На обороте листков были напечатаны благочестивые поучения и так называемые мудрые высказывания. Они меня никогда не интересовали.

И позднее, уже взрослым, я особенно ценил пунктуальность и надёжность. Я догадываюсь, что мои сотрудники считали меня излишне упёртым – из-за того, что я настаивал на точных рабочих планах. Но как раз в нашем ремесле, когда в любой момент надо рассчитывать на неожиданность, мне казалось важным, хотя бы там, где это было возможно, исключить все ненужные случайности.

Я из тех, кто любит всё продумывать и планировать наперёд. Так, как я это делал, когда готовился стать Андерсеном. С этим принципом я всегда хорошо управлялся. И вот как раз при важнейшем событии, которое меня ожидает, я не имею ни малейшего понятия, когда оно произойдёт.

И как оно будет ощущаться.

Не то чтобы я его боялся. Но это неприятное чувство – совсем не знать, что тебе предстоит.

59

Сегодня я мог бы получить ответ на это. Но проклятая сонливость снова сыграла со мной злую шутку.

Хелене была у своей докторши. Я, пожалуй, не ошибаюсь, относя седовласый голос к этой профессии. Речь шля определённо о беременности, и они, должно быть, обсуждали срок родов. Это по логике. Но как раз эту часть их разговора, ту часть, которая интересовала меня больше всего, я проспал. Проснулся, когда Хелене уже прощалась.
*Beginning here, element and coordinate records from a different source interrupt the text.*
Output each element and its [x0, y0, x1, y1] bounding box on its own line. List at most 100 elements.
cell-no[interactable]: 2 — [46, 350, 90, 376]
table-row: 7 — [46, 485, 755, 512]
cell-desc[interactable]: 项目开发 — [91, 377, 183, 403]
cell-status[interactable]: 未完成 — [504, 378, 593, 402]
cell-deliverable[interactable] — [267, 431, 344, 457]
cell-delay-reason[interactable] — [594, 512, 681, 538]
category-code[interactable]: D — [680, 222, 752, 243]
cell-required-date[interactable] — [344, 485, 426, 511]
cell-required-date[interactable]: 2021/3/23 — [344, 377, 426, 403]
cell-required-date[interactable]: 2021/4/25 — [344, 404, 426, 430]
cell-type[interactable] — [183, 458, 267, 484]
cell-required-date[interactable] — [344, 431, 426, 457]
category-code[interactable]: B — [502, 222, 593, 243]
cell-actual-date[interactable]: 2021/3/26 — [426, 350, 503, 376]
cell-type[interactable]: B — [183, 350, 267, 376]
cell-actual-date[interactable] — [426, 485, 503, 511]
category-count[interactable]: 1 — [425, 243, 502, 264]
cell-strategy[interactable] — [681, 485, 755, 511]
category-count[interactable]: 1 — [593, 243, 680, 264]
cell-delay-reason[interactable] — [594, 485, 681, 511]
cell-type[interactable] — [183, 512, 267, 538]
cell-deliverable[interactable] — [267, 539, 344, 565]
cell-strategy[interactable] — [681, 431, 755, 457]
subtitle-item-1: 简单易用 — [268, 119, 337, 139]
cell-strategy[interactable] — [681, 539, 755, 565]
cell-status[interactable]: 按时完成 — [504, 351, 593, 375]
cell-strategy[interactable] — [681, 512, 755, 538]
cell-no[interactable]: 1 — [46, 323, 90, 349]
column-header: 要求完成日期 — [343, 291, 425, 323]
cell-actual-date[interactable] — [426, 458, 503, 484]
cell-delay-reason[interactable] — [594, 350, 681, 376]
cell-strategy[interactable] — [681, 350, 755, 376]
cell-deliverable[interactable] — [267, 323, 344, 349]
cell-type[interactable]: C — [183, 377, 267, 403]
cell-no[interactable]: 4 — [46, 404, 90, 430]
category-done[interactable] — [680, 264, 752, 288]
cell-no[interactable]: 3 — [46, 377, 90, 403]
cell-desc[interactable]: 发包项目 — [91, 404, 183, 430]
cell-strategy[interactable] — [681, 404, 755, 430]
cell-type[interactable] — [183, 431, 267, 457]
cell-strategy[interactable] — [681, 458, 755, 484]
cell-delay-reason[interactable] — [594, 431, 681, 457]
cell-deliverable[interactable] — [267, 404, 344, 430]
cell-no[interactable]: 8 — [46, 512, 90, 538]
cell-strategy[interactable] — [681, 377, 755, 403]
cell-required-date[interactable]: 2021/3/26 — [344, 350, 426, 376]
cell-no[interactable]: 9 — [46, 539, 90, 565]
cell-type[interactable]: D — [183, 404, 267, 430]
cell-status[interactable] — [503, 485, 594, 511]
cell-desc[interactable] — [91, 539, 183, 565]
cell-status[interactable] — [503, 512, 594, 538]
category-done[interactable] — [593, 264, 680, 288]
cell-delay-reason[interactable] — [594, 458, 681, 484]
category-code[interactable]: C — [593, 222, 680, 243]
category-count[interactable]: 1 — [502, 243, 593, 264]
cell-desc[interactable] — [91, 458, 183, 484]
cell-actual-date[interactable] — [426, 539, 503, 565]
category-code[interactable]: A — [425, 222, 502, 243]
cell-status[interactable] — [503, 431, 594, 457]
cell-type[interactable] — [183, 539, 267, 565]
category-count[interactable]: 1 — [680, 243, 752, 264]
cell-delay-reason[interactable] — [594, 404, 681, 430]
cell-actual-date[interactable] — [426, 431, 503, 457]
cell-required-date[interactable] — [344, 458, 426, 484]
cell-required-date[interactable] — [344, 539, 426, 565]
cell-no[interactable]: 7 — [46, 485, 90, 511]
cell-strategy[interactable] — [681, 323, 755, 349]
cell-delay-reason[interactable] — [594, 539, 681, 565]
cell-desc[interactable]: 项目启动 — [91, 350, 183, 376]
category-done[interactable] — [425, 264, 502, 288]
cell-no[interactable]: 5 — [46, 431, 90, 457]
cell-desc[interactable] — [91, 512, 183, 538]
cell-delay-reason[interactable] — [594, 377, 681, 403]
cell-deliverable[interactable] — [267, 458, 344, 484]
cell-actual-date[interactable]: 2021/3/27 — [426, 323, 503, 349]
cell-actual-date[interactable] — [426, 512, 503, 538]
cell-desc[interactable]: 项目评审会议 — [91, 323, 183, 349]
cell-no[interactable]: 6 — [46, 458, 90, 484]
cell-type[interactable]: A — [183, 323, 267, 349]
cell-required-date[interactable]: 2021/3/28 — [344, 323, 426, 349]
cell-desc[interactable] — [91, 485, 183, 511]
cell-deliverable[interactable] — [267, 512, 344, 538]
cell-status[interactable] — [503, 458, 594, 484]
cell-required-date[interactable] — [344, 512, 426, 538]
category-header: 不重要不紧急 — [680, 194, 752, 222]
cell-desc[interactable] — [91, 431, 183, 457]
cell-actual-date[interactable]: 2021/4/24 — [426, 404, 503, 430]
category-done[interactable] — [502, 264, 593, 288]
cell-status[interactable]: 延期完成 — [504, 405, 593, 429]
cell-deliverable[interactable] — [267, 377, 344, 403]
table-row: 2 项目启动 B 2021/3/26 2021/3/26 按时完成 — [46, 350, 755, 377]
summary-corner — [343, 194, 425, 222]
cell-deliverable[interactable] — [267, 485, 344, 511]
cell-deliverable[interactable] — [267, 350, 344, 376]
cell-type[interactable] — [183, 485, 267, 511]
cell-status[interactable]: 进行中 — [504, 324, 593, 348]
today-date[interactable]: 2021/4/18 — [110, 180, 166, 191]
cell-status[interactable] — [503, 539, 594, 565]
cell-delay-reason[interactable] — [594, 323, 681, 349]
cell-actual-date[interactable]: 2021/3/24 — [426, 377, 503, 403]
Потом она ехала на трамвае. Это не могло быть ничем иным, хотя звуки были совсем другие, чем остались в моих воспоминаниях. Дома – боже мой, да, на какое-то время это будет мой дом – она жаловалась Арно, что ей никто не уступил место. При том, что состояние её было очевидно. Я не люблю такие жалобы. Вместо того, чтобы полагаться на вежливость других, ей следовало бы самой постоять за себя. Дура-корова.

Кое-что меня поразило, потому что не казалось мне возможным: у докторши меня сфотографировали. Прямо в утробе. Понятия не имею, что это за техника. Что-то вроде рентгеновского снимка, я полагаю. Хелене показала картинку Арно и обиделась, что он реагировал сдержаннее, чем она от него ожидала. Она-то находила меня на этом снимке чудесным.

Казалось бы, мне должно быть безразлично, но мне неприятно, что другие могут так запросто разглядывать моё тело.

Моё тело? Я всё ещё чувствую его принадлежащим кому-то другому. Прежнее было мне милее, хотя после всех проблем с моей кистью оно уже не было в таком уж хорошем состоянии. Но оно подходило мне с такой же естественностью, как старый пуловер.

К новому мне ещё надо привыкать. Пока что я с ним плохо управляюсь. Оно пока не выполняет то, чего я от него хочу. Как будто я управляю новенькой машиной, только что с завода, а никто не показал мне назначения её кнопок и рычагов. Вероятно, новым телом надо управлять так же осторожно, как новым автомобилем.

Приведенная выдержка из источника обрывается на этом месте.